Member of the Senate
- In office 15 May 1965 – 11 September 1973
- Constituency: 6th Provincial Constituency

Member of the Chamber of Deputies
- In office 15 May 1953 – 15 May 1965
- Constituency: 12th Departamental Group

Personal details
- Born: 15 May 1912 Yungay, Chile
- Died: 11 March 1984 (aged 71) Viña del Mar, Chile
- Political party: Agrarian Labor Party; National Democratic Party; Christian Democratic Party;
- Spouse: Nelly Muñoz Albornoz
- Children: 5
- Alma mater: Pontifical Catholic University of Valparaíso (LL.B)
- Occupation: Politician
- Profession: Lawyer

= José Foncea =

Chilean politician (1912–1984)

José Antonio Foncea Aedo (15 May 1912 – 11 March 1984) was a Chilean lawyer and politician, member of the Christian Democratic Party.

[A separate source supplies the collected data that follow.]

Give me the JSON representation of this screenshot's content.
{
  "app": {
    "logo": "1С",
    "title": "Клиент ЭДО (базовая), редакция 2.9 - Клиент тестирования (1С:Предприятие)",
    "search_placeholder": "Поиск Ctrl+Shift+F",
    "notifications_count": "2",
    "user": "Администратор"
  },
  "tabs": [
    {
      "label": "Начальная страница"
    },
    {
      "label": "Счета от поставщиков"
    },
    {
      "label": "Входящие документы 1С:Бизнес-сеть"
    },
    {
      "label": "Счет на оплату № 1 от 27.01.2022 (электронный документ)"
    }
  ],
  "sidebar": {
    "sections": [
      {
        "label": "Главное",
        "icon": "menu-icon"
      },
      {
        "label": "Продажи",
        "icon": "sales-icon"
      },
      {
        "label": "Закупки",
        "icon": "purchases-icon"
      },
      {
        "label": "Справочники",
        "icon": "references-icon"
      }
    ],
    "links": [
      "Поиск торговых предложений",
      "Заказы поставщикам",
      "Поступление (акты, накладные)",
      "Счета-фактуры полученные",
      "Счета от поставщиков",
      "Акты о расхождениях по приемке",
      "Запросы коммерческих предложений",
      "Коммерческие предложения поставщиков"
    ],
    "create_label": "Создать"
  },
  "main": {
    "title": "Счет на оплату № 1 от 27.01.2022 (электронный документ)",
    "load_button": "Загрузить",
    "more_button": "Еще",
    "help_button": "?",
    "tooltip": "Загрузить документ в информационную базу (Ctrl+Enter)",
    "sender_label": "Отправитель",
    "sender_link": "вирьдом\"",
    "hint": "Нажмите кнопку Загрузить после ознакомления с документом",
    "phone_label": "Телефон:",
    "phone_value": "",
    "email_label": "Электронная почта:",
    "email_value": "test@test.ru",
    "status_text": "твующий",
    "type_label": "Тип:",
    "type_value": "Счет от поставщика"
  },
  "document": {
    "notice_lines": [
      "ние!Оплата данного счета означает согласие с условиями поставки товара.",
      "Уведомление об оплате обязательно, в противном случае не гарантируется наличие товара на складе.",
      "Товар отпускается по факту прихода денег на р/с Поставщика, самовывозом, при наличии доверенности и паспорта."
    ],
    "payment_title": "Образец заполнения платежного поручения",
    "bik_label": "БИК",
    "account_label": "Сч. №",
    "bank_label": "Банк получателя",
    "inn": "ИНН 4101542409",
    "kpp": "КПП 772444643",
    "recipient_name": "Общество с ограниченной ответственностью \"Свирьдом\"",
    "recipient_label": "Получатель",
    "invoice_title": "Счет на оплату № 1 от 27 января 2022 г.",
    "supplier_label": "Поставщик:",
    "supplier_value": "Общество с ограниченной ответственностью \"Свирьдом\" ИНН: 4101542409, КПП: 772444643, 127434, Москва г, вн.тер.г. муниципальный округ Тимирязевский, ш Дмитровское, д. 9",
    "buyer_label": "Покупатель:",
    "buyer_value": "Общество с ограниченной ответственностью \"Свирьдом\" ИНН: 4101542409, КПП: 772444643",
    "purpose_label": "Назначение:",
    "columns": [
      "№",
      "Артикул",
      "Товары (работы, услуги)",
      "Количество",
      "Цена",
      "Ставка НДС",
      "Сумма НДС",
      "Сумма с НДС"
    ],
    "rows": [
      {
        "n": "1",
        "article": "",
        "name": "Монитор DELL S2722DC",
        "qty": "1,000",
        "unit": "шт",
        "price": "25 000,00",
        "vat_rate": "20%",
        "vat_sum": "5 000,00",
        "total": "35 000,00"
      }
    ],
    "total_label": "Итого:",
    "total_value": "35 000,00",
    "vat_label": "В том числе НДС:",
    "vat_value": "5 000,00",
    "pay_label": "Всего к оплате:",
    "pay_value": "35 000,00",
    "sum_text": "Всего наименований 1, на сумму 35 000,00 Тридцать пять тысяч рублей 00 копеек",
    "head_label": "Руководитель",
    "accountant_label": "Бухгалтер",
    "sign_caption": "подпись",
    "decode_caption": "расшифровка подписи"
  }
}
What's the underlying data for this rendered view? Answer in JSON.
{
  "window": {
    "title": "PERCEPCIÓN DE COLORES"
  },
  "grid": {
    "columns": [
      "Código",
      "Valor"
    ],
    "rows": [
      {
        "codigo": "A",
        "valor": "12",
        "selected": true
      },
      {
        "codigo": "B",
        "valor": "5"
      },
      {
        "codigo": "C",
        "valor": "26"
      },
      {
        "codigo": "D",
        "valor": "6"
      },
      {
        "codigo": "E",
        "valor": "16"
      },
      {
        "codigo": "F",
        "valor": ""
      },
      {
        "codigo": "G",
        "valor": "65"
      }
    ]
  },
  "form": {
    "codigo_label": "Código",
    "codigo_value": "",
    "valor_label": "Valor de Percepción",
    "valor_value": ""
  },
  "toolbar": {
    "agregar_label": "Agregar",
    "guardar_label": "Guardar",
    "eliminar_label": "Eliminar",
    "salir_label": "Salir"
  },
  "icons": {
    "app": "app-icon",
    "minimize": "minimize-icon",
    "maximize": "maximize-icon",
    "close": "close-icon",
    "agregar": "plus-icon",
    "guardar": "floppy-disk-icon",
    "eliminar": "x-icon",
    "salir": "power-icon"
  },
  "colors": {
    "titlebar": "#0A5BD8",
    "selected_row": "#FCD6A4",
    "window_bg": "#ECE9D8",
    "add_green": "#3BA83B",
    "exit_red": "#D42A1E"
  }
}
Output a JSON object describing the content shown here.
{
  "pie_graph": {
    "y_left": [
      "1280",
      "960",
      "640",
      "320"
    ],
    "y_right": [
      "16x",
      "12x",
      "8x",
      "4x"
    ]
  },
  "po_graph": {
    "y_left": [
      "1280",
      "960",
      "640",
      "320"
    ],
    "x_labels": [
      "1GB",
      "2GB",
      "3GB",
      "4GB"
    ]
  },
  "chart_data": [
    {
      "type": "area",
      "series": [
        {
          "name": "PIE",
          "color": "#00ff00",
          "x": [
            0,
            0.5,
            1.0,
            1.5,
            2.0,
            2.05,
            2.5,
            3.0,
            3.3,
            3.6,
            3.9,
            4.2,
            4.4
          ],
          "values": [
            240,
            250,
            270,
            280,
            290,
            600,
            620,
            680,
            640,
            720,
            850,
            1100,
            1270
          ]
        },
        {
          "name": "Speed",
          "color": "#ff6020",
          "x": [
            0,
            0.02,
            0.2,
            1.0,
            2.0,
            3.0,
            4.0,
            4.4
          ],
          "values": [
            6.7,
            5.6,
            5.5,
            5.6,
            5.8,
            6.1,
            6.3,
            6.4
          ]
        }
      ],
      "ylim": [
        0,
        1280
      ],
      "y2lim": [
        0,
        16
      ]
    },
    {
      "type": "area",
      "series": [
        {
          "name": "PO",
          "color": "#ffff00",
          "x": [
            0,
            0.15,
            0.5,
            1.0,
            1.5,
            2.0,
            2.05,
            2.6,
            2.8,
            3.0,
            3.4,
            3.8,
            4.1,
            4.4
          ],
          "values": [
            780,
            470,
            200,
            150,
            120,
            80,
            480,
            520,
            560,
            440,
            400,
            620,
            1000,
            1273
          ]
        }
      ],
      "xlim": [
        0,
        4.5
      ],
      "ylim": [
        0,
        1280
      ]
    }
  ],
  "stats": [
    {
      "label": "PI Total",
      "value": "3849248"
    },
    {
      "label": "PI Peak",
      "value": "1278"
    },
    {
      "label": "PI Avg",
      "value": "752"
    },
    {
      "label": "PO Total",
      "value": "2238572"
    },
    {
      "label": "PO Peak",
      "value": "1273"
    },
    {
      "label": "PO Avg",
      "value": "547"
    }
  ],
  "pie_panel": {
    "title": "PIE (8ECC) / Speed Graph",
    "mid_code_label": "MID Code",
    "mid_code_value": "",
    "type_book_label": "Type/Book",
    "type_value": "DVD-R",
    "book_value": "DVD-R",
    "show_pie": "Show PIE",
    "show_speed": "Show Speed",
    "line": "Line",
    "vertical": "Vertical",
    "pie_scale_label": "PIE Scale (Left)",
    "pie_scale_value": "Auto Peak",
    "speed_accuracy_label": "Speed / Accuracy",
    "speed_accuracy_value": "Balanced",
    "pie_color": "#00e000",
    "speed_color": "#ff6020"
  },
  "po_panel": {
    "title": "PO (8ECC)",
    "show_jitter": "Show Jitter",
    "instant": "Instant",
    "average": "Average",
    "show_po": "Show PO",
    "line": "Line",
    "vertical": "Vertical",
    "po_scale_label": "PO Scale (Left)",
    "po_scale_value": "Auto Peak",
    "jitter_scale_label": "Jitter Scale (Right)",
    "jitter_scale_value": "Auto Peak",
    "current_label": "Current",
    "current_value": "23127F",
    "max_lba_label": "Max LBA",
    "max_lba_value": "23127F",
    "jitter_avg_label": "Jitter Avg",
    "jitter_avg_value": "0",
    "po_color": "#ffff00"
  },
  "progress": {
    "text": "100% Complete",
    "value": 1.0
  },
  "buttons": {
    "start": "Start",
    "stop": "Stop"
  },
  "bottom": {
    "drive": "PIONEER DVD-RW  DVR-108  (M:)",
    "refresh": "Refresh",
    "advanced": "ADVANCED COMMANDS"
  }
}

He served as deputy between 1953 and 1965, and as senator between 1965 and 1973.

==Biography==
He was born in Yungay on 15 May 1912, the son of Eleodoro Foncea Contreras and Petronila Aedo Carrasco.

He studied at the Seminary of Valparaíso and later at the Pontifical Catholic University of Valparaíso, graduating as a lawyer in 1935. He developed his professional career in the city of Talca.

He married Nelly Muñoz Albornoz, with whom he had five children.

==Political career==
Foncea began his political activity by joining the Agrarian Labor Party (PAL) in 1953, the same year in which he was elected deputy for the 12th Departamental Group (Talca, Lontué and Curepto). He served until 1965, integrating numerous permanent and special commissions, such as Economy, Public Works, Labor and Social Legislation, Constitution and Justice, and Agriculture.

He was reelected deputy in 1957 and 1961. That year he left the PAL and joined the National Democratic Party, with which he completed his third consecutive term as deputy (1961–1965).

In 1965 he joined the Christian Democratic Party and was elected senator for the 6th Provincial Constituency (Curicó, Talca, Maule and Linares), serving until 1973. Among his motions that became law are: Law N.º 16.403 (1966) granting state support to the Municipality of San Clemente on its centenary; Law N.º 16.576 (1966), granting property for the Center of Reservists of Talca; and Law N.º 17.244 (1969), commemorating the centenary of Parral.

He was reelected in 1973 for a new senatorial term (1973–1981). However, his mandate was cut short by the coup d'état of 11 September 1973, which dissolved the National Congress through Decree Law 27 of 21 September 1973.

==Death==
José Antonio Foncea died in Viña del Mar on 11 March 1984.